On August 17, 2015, Landry signed with the Milwaukee Bucks. He was waived by the Bucks on October 21, 2015, after appearing in four preseason games. On December 20, he returned to the Liga ACB, this time with RETAbet.es GBC.

On August 3, 2016, Landry signed with Basket Brescia Leonessa of Italy for the 2016–17 season. Landry was named the Lega Basket Serie A MVP of the 2016–17 season, after averaging a league-high 19.6 points per game.

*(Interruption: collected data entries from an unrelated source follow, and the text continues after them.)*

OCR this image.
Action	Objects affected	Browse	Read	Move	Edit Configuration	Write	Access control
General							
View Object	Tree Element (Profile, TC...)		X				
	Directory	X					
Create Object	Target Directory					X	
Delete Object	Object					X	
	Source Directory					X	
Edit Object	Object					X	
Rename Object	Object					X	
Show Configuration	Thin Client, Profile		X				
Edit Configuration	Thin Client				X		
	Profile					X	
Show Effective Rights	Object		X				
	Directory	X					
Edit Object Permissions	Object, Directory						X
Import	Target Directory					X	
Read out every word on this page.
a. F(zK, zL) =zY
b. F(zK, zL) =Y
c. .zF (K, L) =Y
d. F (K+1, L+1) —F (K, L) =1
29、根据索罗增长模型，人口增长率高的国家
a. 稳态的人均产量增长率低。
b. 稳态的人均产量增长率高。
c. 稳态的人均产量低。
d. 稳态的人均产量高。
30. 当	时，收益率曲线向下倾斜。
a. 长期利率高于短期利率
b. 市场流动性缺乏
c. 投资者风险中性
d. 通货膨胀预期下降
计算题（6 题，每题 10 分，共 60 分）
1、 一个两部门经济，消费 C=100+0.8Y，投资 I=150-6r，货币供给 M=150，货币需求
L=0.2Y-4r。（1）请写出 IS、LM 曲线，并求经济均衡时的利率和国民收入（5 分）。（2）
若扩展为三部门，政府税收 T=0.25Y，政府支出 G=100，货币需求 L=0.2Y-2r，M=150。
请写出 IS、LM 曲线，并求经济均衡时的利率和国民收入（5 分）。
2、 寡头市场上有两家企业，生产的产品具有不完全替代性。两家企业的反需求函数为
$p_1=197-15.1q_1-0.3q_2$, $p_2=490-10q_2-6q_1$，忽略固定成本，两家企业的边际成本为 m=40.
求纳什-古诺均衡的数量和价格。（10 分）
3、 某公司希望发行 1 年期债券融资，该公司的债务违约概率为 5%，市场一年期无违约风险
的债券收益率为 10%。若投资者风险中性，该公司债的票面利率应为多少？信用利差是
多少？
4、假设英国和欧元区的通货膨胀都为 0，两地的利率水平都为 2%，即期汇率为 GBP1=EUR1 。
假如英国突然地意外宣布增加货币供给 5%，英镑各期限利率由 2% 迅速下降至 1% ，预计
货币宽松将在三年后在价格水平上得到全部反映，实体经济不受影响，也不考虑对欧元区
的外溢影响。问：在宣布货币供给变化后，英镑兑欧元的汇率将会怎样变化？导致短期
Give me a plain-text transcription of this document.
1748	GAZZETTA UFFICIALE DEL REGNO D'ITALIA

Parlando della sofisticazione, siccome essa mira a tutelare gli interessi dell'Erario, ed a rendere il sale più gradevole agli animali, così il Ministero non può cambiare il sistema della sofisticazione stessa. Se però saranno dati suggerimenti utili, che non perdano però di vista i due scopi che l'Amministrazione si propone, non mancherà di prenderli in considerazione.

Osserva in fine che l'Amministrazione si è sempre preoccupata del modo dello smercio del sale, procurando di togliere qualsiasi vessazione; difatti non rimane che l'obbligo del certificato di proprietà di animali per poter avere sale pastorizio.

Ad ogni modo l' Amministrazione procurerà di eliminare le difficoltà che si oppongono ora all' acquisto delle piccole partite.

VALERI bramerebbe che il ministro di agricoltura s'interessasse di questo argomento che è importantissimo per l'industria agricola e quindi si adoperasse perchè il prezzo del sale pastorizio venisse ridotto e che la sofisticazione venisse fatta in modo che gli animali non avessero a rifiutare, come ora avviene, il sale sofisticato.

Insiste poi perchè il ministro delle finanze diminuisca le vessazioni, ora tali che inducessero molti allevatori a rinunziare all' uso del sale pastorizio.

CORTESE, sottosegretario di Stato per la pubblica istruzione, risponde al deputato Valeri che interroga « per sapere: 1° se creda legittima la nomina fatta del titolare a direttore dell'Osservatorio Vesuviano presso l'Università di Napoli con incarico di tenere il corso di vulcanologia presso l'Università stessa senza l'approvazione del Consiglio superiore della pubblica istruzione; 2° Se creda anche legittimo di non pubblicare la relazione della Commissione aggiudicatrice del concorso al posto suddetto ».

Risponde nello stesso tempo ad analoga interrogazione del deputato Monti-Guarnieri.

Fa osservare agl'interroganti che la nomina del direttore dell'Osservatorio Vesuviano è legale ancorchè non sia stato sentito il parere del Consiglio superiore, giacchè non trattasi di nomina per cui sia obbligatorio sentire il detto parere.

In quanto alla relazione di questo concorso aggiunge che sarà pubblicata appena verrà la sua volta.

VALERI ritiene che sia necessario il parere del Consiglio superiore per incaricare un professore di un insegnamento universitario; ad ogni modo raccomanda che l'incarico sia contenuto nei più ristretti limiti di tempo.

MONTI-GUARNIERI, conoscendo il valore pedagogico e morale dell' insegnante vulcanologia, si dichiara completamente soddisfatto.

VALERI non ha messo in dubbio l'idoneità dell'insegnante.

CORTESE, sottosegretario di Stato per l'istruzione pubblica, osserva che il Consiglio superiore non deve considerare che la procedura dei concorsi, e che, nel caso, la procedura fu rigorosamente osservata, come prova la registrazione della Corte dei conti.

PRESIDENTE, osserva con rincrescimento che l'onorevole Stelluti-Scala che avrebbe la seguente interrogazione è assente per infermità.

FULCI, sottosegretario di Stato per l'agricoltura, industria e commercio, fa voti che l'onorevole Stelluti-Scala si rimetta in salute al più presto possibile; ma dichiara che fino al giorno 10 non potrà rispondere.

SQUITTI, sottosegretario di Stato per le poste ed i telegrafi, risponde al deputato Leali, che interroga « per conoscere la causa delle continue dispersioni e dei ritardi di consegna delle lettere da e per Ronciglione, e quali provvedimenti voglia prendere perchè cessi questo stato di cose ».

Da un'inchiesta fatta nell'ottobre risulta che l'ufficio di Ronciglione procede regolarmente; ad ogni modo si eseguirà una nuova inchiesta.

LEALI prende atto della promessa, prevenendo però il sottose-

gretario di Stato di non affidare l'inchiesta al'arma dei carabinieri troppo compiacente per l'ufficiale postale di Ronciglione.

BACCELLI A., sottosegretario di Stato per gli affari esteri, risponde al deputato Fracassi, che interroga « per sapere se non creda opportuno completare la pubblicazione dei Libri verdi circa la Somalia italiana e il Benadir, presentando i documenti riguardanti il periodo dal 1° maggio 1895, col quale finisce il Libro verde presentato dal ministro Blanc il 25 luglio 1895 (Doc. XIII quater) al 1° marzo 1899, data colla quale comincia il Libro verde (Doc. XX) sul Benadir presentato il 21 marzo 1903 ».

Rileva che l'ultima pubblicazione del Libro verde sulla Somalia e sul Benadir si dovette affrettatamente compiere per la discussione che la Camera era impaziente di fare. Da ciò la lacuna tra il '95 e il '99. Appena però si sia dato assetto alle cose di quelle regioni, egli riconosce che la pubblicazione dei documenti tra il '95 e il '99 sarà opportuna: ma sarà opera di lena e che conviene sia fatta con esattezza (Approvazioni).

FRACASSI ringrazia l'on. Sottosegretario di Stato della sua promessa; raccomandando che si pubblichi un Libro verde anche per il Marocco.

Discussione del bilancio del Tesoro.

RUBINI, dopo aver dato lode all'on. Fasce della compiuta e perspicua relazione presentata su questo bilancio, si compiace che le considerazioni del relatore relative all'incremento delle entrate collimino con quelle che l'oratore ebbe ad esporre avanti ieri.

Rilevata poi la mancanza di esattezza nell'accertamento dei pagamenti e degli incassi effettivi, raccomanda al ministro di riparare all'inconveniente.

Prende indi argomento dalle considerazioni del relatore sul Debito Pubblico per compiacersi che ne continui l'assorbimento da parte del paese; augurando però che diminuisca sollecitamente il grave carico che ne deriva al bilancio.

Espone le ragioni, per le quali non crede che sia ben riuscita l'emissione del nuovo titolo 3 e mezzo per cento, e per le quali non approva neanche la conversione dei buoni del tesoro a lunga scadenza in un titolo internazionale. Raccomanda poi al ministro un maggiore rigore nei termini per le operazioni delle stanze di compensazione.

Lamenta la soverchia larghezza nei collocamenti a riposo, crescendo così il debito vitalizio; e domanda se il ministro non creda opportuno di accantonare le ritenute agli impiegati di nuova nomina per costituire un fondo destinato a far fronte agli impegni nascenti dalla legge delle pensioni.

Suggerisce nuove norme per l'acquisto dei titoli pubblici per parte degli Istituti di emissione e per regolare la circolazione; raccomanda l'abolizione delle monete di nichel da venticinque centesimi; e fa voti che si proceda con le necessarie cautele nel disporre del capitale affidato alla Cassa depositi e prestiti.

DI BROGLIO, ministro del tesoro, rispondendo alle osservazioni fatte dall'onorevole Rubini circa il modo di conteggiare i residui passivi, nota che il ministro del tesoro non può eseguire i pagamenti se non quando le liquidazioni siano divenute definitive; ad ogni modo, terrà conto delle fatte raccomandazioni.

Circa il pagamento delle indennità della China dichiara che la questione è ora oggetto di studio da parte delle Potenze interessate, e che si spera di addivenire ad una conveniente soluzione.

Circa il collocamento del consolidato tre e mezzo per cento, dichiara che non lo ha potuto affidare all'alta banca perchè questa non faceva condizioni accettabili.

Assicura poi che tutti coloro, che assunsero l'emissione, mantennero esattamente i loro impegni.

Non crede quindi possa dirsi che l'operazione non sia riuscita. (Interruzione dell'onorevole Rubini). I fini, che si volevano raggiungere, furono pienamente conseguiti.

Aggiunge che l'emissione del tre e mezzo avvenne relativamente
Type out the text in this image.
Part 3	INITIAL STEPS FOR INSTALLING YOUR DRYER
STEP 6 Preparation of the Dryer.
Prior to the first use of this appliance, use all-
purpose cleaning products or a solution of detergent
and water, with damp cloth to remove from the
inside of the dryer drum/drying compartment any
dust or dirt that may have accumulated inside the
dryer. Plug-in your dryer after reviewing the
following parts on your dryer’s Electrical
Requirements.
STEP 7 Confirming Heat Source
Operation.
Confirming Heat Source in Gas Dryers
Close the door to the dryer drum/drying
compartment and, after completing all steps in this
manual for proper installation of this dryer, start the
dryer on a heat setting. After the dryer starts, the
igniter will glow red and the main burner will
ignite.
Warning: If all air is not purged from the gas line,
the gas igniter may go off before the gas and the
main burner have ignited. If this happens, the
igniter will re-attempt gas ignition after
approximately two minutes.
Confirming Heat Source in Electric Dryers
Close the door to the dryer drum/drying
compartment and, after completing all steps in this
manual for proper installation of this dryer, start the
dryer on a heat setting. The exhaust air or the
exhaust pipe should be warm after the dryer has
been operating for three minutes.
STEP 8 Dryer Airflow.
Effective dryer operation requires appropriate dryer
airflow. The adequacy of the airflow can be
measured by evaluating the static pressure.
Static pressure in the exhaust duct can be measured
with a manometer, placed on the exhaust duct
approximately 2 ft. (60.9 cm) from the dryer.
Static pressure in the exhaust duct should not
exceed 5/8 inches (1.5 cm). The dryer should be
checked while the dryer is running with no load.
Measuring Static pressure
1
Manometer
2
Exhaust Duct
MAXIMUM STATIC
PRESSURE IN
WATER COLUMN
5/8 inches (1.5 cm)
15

On September 19, 2019, Landry signed with Goyang Orions.

==Career statistics==

===NBA===
====Regular season====

| Year | Team | GP | GS | MPG | FG% | 3P% | FT% | RPG | APG | SPG | BPG | PPG |
| 2009–10 | New York | 17 | 0 | 6.4 | .390 | .346 | .600 | 1.1 | .0 | .1 | .1 | 2.6 |
| Boston | 1 | 0 | 3.0 | .000 | .000 | — | .0 | .0 | .0 | .0 | .0 |
| Career |  | 18 | 0 | 6.2 | .372 | .321 | .600 | 1.1 | .0 | .1 | .1 | 2.4 |

==Personal life==
Landry is the son of Mark and Anita and the younger brother of Carl Landry, who played in the NBA, and also has a younger sister Shenita Lasha, who is a professional basketball player. His wife, Efueko, played basketball at Marquette and has three children: a son, Marcus Jr., and two daughters, Mariah and Makaylah.